# Buy a Bag and Give a Meal to Pets in Need This Holiday Season



## Petguide.com

​


> *Giving feels good - especially when it's for rescue dogs and cats. Give PetSmart's 'Buy a Bag, Give a Meal' a boost this holiday season before it ends on December 31.*
> 
> 'Tis the season of giving, so why not give something to the many pets in need all over the country? PetSmart is making giving super simple with its 'Buy a Bag, Give a Meal' program. Here's how you can help homeless pets this holiday season.
> 
> *How It Works*
> 
> All you have to do is shop at PetSmart for your pet's food. Every time you buy any bag of dry dog food or dry cat food in the U.S. or Canada - any brand, any size - a meal will be donated on your behalf to an animal in need. More specifically, your donation will be a 5 oz. meal of dog food or 1.5 oz. meal of cat food (based on the daily requirements for an adult 40-pound pooch or adult 10-pound kitty).
> 
> Whether you prefer shopping in store, online, or you're set up with the convenient auto ship feature on the PetSmart website, every bag you purchase means yet another meal donated to a hungry pet. Your donation will go to PetSmart Charities or PetSmart Charities of Canada, who will take care of delivering that food to pets who need it most.
> 
> *Who It Helps*
> 
> This program is all about helping dogs and cats. Up to 7 million animals enter shelters every year, but there are also many dogs and cats that live with pet parents who rely upon food banks to give their companions the nutrition they need. The aim is to help all of these animals, whether they're in shelters or already in homes.
> 
> Once you're done shopping, PetSmart Charities goes to work. They'll work on distributing the donated meals to a variety of animal welfare organizations, pet shelters, food banks, and other groups that work tirelessly to give animals in need plenty of food, shelter, and care.
> 
> *A Bit of History*
> 
> The 'Buy a Bag, Give a Meal' program has been running since March 1, 2017 but it is set to end on December 31, 2017 - so let's help give them a boost this holiday season!
> 
> Because the donations are based on sales, there's no limit to the amount of help that could be provided to pets who need it, but PetSmart's goal is to donate 60 million meals or more. And that's not unrealistic marker - an incredible 50 million meals have been earned to be donated so far this year.
> 
> *Why Buy a Bag, Give a Meal Is So Important*
> 
> Non-profit groups that care for animals work hard to give these pets everything that they need to stay healthy until they're adopted. But rescue groups often find that their resources are strained because they rely upon donations and have so many animals to support. By donating food through PetSmart Charities, we can all work together to help rescuers continue doing the amazing work that they do every day.
> 
> *Other Ways to Help Pets in Need*
> 
> Even if you don't have a pet of your own but you still want to help, consider purchasing a bag of dog or cat food for a friend who has a furry family member. They'll appreciate the gift and you'll be able to donate a much-needed meal for another dog or cat.
> 
> Another way to help is by purchasing one of PetSmart's gifts that give back. Choose from cute plush toys and soft blankets that you can give to your pet or to a friend's pet this holiday. Ten percent of every sale will go to PetSmart Charities, so every purchase directly supports the mission to find perfect homes for adoptable animals.
> 
> Finally, one of the best ways to help is by visiting a PetSmart Charities adoption center, where you'll be able to meet a variety of adorable, loving, and friendly dogs and cats of all ages. Save a life and bring home your new best friend!
> 
> *Ready to Give Back?*
> 
> PetSmart is helping animal lovers throughout the U.S. and Canada give the perfect present this holiday season: a gift from your pet to another pet in need. The program wraps up on December 31, so sure to take advantage of this great opportunity to give back before it's gone!

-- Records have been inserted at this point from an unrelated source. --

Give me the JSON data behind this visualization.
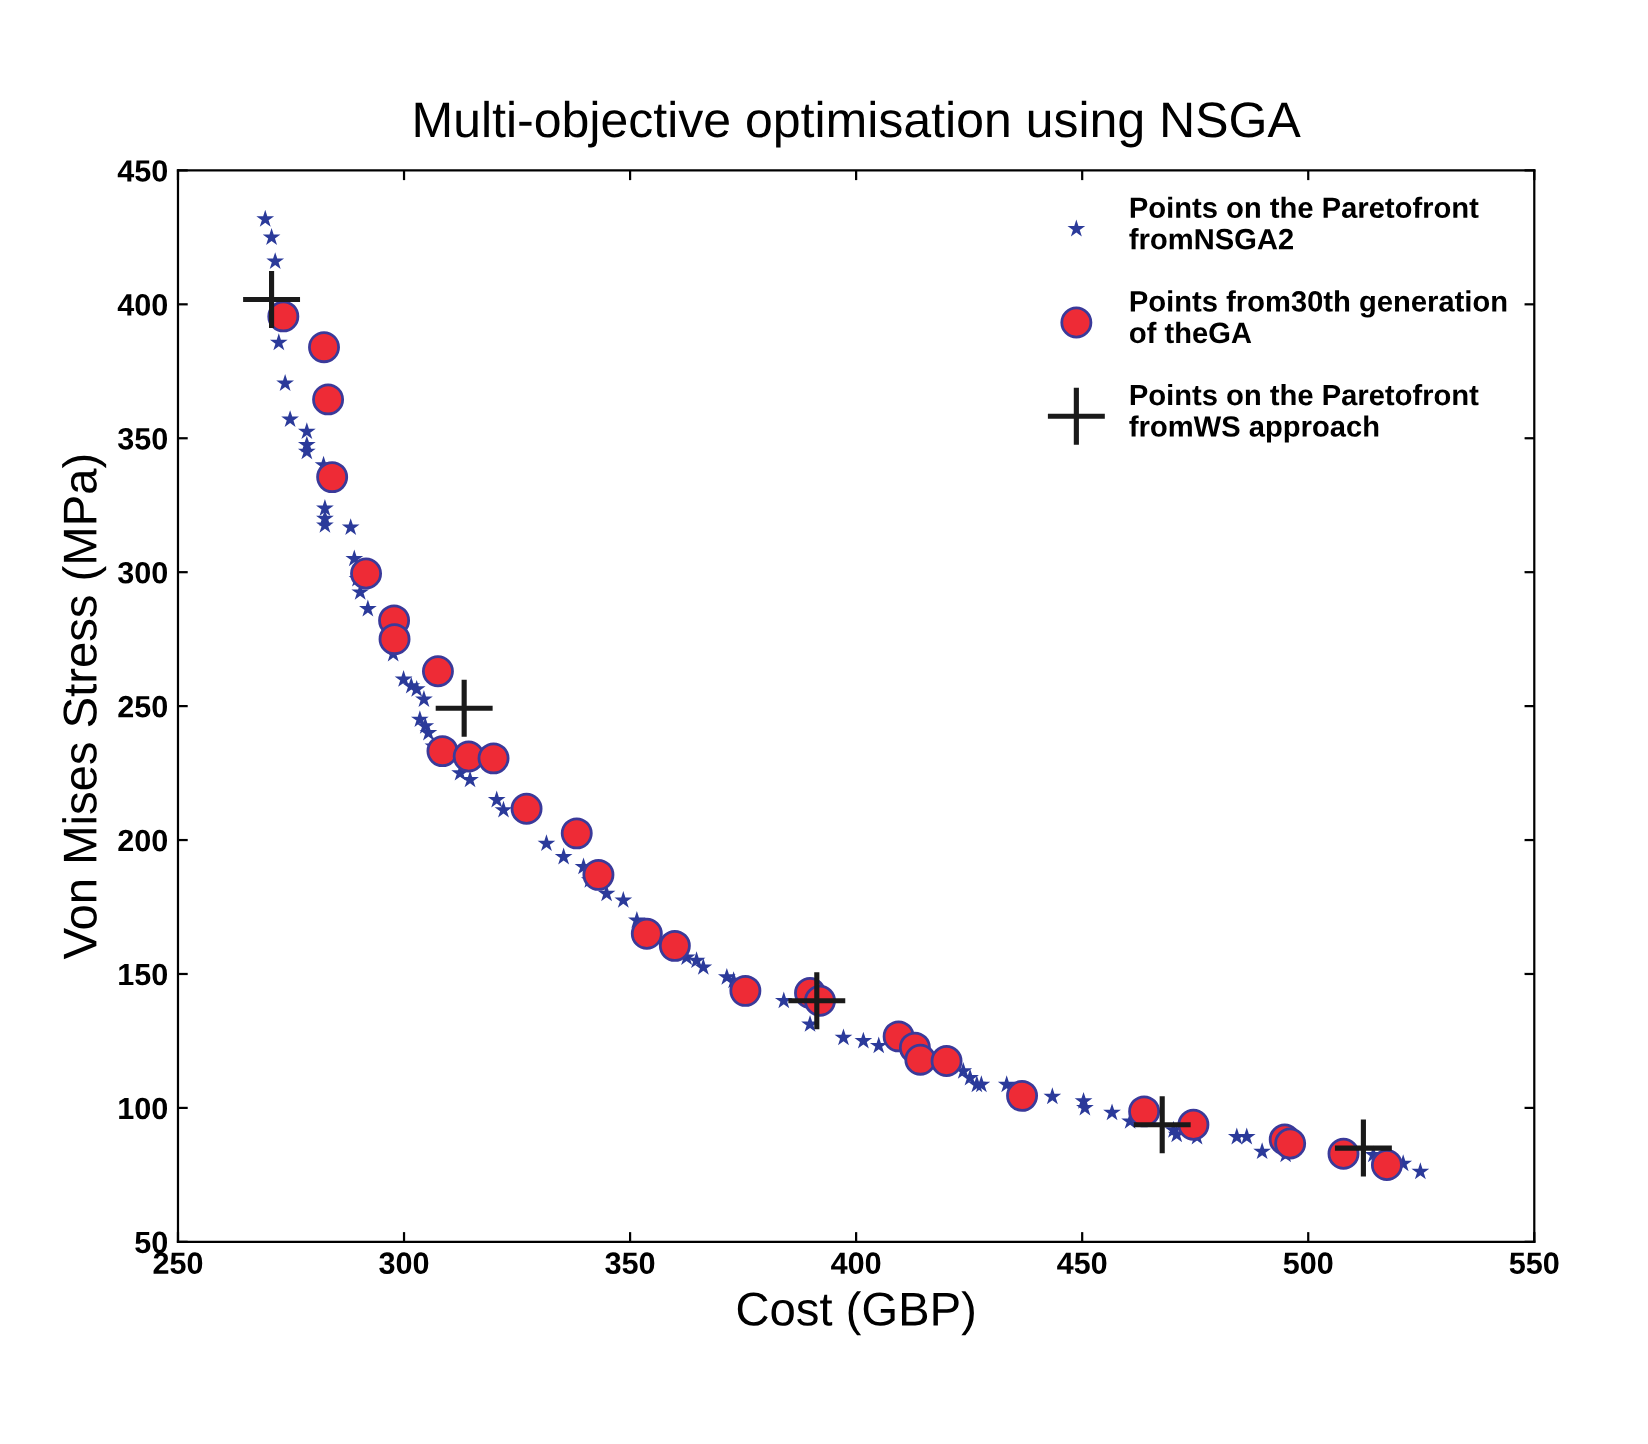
{
  "chart_data": {
    "type": "scatter",
    "title": "Multi-objective optimisation using NSGA",
    "xlabel": "Cost (GBP)",
    "ylabel": "Von Mises Stress (MPa)",
    "xlim": [
      250,
      550
    ],
    "xticks": [
      250,
      300,
      350,
      400,
      450,
      500,
      550
    ],
    "ylim": [
      50,
      450
    ],
    "yticks": [
      50,
      100,
      150,
      200,
      250,
      300,
      350,
      400,
      450
    ],
    "grid": false,
    "legend": "top right",
    "series": [
      {
        "name": "Points on the Paretofront\nfromNSGA2",
        "color": "#2b3a9a",
        "marker": "star",
        "x": [
          269.3,
          270.7,
          271.5,
          272.3,
          273.7,
          274.8,
          278.5,
          278.5,
          278.5,
          282.2,
          282.5,
          282.5,
          282.5,
          288.2,
          289,
          289.7,
          290.3,
          292,
          297.6,
          299.9,
          301.6,
          302.8,
          304.4,
          303.5,
          304.7,
          305.4,
          306.5,
          312.4,
          314.6,
          320.5,
          322,
          331.5,
          335.3,
          339.7,
          341.1,
          344.8,
          348.5,
          351.5,
          362.5,
          364.7,
          366.2,
          371.4,
          372.9,
          384,
          389.8,
          397.2,
          401.6,
          405,
          423.7,
          425.2,
          426.7,
          427.7,
          433.3,
          443.4,
          450.3,
          450.6,
          456.6,
          460.6,
          470.2,
          470.9,
          475.4,
          484.2,
          486.4,
          489.8,
          495,
          514.4,
          521,
          524.8
        ],
        "values": [
          431.8,
          425,
          416,
          385.7,
          370.5,
          357,
          352.5,
          347.5,
          345,
          340,
          323.8,
          320,
          317.5,
          316.7,
          305,
          297.5,
          292.5,
          286.3,
          269.5,
          260,
          257.5,
          256.3,
          252.5,
          245,
          242.5,
          240,
          235,
          225,
          222.5,
          215,
          211.2,
          198.7,
          193.7,
          190,
          185,
          180,
          177.5,
          170,
          156.2,
          155,
          152.5,
          148.8,
          147.5,
          140,
          131.2,
          126.2,
          125,
          123.2,
          113.7,
          111.2,
          108.7,
          108.7,
          108.7,
          104.2,
          102.5,
          100,
          98.2,
          95,
          91.7,
          90,
          89.2,
          89.2,
          89.2,
          83.7,
          82.5,
          82.5,
          79.2,
          76.2
        ]
      },
      {
        "name": "Points from30th generation\nof theGA",
        "color": "#ee2b36",
        "marker": "circle",
        "x": [
          273.3,
          282.3,
          283.2,
          284.1,
          291.6,
          297.8,
          297.9,
          307.5,
          308.5,
          314.3,
          319.8,
          327.1,
          338.2,
          343,
          353.7,
          359.9,
          375.5,
          389.8,
          392,
          409.4,
          413,
          414.2,
          420,
          436.7,
          463.7,
          474.6,
          494.8,
          496,
          507.8,
          517.4
        ],
        "values": [
          395.5,
          384,
          364.5,
          335.5,
          299.5,
          282,
          275,
          263,
          233.2,
          231.2,
          230.5,
          211.7,
          202.5,
          187,
          165,
          160.5,
          143.7,
          142.9,
          140,
          126.7,
          122.5,
          118,
          117.5,
          104.5,
          98.7,
          93.7,
          88.2,
          86.7,
          82.9,
          78.7
        ]
      },
      {
        "name": "Points on the Paretofront\nfromWS approach",
        "color": "#1a1a1a",
        "marker": "cross",
        "x": [
          270.7,
          313.3,
          391.3,
          467.7,
          512.2
        ],
        "values": [
          401.8,
          249.2,
          140,
          93.7,
          85
        ]
      }
    ]
  }
}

Read more about Buy a Bag and Give a Meal to Pets in Need This Holiday Season at PetGuide.com.


----------



## jhicken

I understand that PetSmart does a lot to help shelter dogs but I'm troubled that GoPitbull.com is aligning themselves with an organization that discriminates specifically against bully breeds. They have a ban against bully breeds, or any pup that may have a characteristic of a bully breed, in their doggy day camp service. It's plain for everyone to see on their website [https://www.petsmart.com/requiremen...me=learn_more&start_date=10-3-2016&end_date=]

Their policy sends a wrong message, it says that our pups are different than other dogs, they are not to be trusted. This is wrong. Personally as long as this policy is in place, I will not do any business with PetSmart. As for this promotion, I will support all dogs and my local shelter with more than just an meal.


----------